Генриетта фон Ширах, дочь фотографа Гофмана, приводит в книге своих воспоминаний замечание, сделанное ее мужем Бальдуром. Оно стоит того, чтобы обратить на него внимание. Главарь гитлерюгенда, в юности совершенно завороженный фюрером и избавившийся от этого наваждения только в гораздо более зрелом возрасте, сравнивал Гитлера с Дорианом Греем. В знаменитом романе Оскара Уайльда портрет меняется с годами, стареет, несет на себе следы пороков и разгульной жизни, тогда как модель остается образцом молодости и красоты. Точно так же люди из окружения Гитлера видели в нем только те черты, которые привлекли их раньше, и не замечали – не желали замечать, – что персонаж меняется до неузнаваемости. Для многих из них он продолжал оставаться молодым пламенным революционером эпохи военных поражений и версальского «диктата»; для партийных ветеранов он оставался лидером, способным примирить самых непримиримых и указать правильный путь; для огромного числа людей он был провидцем, ожидаемым со времен правления Вильгельма, готовым повести Германию к новой славе. Если бы им, например, сказали, что он повинен в преступлениях, они ответили бы, что этого не может быть, что Гитлера обвинили несправедливо, а даже если и справедливо, значит, он совершил эти преступления во имя блага нации. Подобное восприятие, отбрасывающее любую информацию, которая может поколебать образ вождя и миссионера, для самого человека не проходит бесследно, вызывая в душе внутренние противоречия, в современной социальной психологии именуемые «когнитивным диссонансом». Мы еще вернемся к этой теме, когда будем говорить о взаимоотношениях Гитлера и немцев.

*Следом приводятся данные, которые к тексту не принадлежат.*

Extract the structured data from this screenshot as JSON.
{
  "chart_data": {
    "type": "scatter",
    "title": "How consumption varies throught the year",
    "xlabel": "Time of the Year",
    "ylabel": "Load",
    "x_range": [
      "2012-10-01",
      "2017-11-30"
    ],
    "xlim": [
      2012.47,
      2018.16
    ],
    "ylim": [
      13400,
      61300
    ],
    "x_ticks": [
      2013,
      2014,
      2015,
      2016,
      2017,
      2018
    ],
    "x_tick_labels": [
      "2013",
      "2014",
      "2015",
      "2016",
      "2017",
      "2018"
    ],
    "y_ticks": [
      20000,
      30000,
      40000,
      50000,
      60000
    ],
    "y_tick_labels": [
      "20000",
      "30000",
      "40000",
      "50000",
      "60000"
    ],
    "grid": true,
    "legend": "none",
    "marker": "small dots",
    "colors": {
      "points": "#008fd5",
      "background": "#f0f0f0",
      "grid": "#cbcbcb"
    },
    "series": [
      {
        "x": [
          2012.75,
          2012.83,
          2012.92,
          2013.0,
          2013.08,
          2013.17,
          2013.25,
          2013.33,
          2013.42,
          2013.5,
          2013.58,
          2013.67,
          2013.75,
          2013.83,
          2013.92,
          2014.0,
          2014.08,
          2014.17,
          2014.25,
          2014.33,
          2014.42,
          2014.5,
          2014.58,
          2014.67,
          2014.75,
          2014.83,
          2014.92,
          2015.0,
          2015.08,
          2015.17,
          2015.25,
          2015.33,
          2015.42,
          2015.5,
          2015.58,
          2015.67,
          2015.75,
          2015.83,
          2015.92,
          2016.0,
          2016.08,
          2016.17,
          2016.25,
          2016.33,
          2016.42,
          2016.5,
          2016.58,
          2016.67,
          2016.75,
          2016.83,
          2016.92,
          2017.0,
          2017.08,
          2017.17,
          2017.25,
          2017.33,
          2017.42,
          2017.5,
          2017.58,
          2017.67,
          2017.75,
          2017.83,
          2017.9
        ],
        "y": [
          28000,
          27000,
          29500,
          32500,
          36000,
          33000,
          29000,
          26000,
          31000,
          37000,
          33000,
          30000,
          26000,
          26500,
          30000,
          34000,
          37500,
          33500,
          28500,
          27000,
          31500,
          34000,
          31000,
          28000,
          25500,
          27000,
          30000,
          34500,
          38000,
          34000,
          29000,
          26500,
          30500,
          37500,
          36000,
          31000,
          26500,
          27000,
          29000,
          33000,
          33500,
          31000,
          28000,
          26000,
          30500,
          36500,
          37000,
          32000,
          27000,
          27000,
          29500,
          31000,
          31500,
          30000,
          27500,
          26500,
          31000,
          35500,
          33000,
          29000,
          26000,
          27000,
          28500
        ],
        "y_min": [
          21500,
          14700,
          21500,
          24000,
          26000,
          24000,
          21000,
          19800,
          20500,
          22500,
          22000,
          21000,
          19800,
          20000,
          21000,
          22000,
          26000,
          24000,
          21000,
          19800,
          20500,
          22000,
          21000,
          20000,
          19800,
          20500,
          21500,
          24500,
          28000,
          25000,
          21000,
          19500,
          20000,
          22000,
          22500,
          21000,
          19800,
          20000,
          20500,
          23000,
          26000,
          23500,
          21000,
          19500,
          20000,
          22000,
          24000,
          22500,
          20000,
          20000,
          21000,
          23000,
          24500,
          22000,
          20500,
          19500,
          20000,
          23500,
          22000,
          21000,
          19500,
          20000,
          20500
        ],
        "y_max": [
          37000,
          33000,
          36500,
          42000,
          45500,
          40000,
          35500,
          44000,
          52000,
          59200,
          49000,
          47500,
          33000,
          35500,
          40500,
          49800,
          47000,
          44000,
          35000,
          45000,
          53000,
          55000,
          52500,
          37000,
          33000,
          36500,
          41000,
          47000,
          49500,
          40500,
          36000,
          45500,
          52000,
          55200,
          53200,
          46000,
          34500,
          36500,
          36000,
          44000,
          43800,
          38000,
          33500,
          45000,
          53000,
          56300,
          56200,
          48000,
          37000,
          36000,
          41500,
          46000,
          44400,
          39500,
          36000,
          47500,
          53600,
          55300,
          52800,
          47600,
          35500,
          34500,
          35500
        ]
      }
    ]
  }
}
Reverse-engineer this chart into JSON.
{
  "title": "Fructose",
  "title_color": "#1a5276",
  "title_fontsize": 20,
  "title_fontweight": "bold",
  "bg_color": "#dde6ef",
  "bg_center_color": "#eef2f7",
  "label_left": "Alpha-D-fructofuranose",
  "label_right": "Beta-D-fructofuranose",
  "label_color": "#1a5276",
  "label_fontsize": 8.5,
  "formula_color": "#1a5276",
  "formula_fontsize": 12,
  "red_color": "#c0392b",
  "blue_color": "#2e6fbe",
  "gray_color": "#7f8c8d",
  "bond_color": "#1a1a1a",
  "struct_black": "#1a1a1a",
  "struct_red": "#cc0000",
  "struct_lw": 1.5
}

Но вернемся к переговорам с лордом Саймоном и Энтони Иденом в марте 1935 года. Бесконечный монолог канцлера был не только следствием его словесного недержания, неукротимого желания говорить и говорить, – он преследовал и тактические цели. Не зря же еще в 1920-е годы он заметил, что, готовя ту или иную речь, следует заранее предвидеть возражения оппонентов и выбить у них из-под ног почву. На сей раз он пустился в долгие рассуждения на свою излюбленную тему – опасности большевизма. Одновременно это позволило ему с ходу отмести критические замечания по поводу вооружения Германии. Действительно, эти возражения если и прозвучали, то выглядели не слишком убедительно.
Саймон задал вопрос касательно Восточного пакта между Германией, Польшей, СССР, Чехословакией, Финляндией, Эстонией, Латвией и Литвой, и тут Гитлер в первый раз позволил себе рассердиться, особенно при упоминании Литвы. Он не желает иметь ничего общего со страной, в которой третируют мемельских немцев, заявил он. Однако быстро усмирил свой гнев и привел подлинную причину своего отказа участвовать в подобном пакте: никакого согласия между большевизмом и национал-социализмом нет и быть не может. Большевики убили сотни членов его партии; во время поднятых ими мятежей гибли солдаты и гражданское население. В качестве дополнительного аргумента Гитлер упомянул и свое недоверие к коллективным договорам, которые, на его взгляд, не только не могли служить препоной к войне, но, напротив, подталкивали к войне; это был намек на отрицательную роль альянсов, заключенных перед 1914 годом, и на роль Лиги Наций.
Собеседники затронули еще один вопрос – о балканском пакте, который должен был сыграть роль щита против внешнего вмешательства; это была французская идея, направленная на то, чтобы помешать аншлюсу Австрии и ослабить влияние рейха в Юго-Восточной Европе. Гитлер заявил, что не имеет принципиальных возражений против осуществления подобного плана, однако вначале следует более четко определить понятие «невмешательства». Переводчику Паулю Шмидту вдруг показалось, что он в Женеве: он часто замечал, что, если один из делегатов говорит, что он «в принципе» за то или иное предложение, это означает, что «на практике» он против него. Так что Гитлер вполне успешно использовал один из «трюков» международной дипломатии.